Medical nutrition therapy
- MNT should be started soon after diagnosis of GDM preferably by dietitian and reviewed in each trimester.
- The aim is to achieve normoglycemia, adequate maternal weight gain, adequate fetal growth, prevention of ketosis.
Table 6.1 Recommended weight gain during pregnancy based on pre-pregnancy BMI3

Table 6.2 Daily calorie allocation according to pre-pregnancy weight3

Meal pattern
3 main meals and 3 snacks should be taken including 1 snack at bed time.
Recommended overall total caloric distribution3
- Carbohydrate: 33-40% with low glycemic index
- Protein: ~ 20%
- Fat: <40%, saturated fat <7% and transfat <1%
- Simple sugars should be avoided.

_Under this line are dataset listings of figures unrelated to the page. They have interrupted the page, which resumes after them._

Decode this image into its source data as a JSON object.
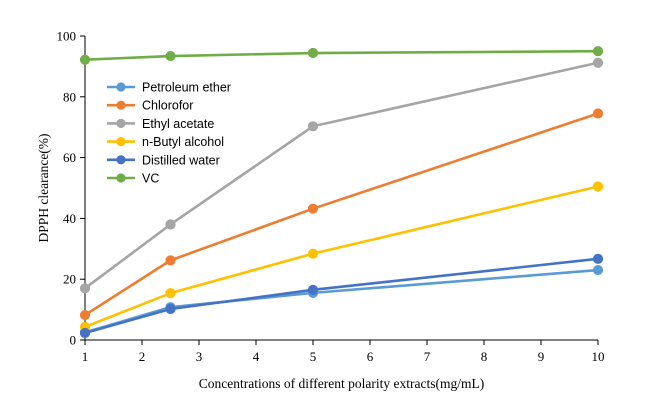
{
  "chart_data": {
    "type": "line",
    "title": "",
    "xlabel": "Concentrations of different polarity extracts(mg/mL)",
    "ylabel": "DPPH  clearance(%)",
    "xlim": [
      1,
      10
    ],
    "ylim": [
      0,
      100
    ],
    "x_ticks": [
      "1",
      "2",
      "3",
      "4",
      "5",
      "6",
      "7",
      "8",
      "9",
      "10"
    ],
    "y_ticks": [
      "0",
      "20",
      "40",
      "60",
      "80",
      "100"
    ],
    "grid": false,
    "legend_position": "top-left",
    "x": [
      1,
      2.5,
      5,
      10
    ],
    "series": [
      {
        "name": "Petroleum ether",
        "color": "#5B9BD5",
        "values": [
          2.5,
          10.8,
          15.5,
          23.0
        ]
      },
      {
        "name": "Chlorofor",
        "color": "#ED7D31",
        "values": [
          8.2,
          26.2,
          43.2,
          74.5
        ]
      },
      {
        "name": "Ethyl acetate",
        "color": "#A5A5A5",
        "values": [
          17.0,
          38.0,
          70.3,
          91.2
        ]
      },
      {
        "name": "n-Butyl alcohol",
        "color": "#FFC000",
        "values": [
          4.3,
          15.4,
          28.4,
          50.5
        ]
      },
      {
        "name": "Distilled water",
        "color": "#4472C4",
        "values": [
          2.3,
          10.2,
          16.5,
          26.7
        ]
      },
      {
        "name": "VC",
        "color": "#70AD47",
        "values": [
          92.2,
          93.4,
          94.4,
          95.0
        ]
      }
    ]
  }
}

Food containing complex carbohydrate is recommended
- High dietary fiber and whole grain containing foods should be encouraged
- Non-calorie sweeteners (aspartame) may be used safely
- Lean protein, oily fish and vegetable consumption should be increased
- Recommended daily requirement of iron- 30 mg, calcium- 1000 mg and folate- 0.6 mg
Physical activity1
- Moderate exercise, aerobic, resistance or both are effective. Duration of exercise can be 20-50 minutes/day, 2-7 days/week of moderate intensity.
- While doing exercise excessive abdominal muscular contracture should be avoided.
Pharmacological management
Figure 6.1 Diabetes management during first and third trimester3
Figure 6.2 Diabetes management during second trimester3
Recommended insulins
- Recombinant human short and intermediate (NPH) acting insulin
- Rapid acting analogue aspart and lispro
- Long-acting analogue detemir
- Required initial daily dose is 0.2 to 0.5 unit/kg body weight. Obese women may need higher dose Treatment should be graded to reach the targets
Approach to start insulin
Step 1: Raised post meal blood glucose should be controlled by bolus insulin – either by regular/short acting human insulin or by short/ultra-short acting analogue with meal(s) and titrated frequently to reach the post-meal targets.
Step 2: High FPG should be controlled with intermediate acting human insulin (NPH) or basal analogue insulin in a lower dose then titrated to reach the target.3
- Only bolus insulin may be needed in some cases of GDM when FPG is well controlled
- Pre-mixed insulin is usually not preferred
- Non-insulin antihyperglycemic agents are not recommended
Target 1
- Fasting blood glucose <5.3 mmol/L (95 mg/dL)
- 2-hour post-prandial glucose <6.7 mmol/L (120 mg/dL)
Glucose monitoring
- Every woman should be offered education and encouraged for self-monitoring of pre- and post-meal glucose at home, twice or thrice a week.
- HbA1c should be used as secondary measure of glycemic control, after blood glucose monitoring.
Management during labor4
- Hospital delivery is mandatory.
- Indications for C/S are the same for those with other women.
- Maternal glucose should be maintained between 4.0 to 7.0 mmol/L during labor.
- Most women who require <1.0 unit/kg/day insulin can simply be monitored without intravenous Insulin.
- If needed infusion of 5% Dextrose with short acting Insulin can be maintained but Glucose-Insulin infusion should be stopped immediately after delivery.
- Blood glucose of newborn should be seen by heel prick within half an hour.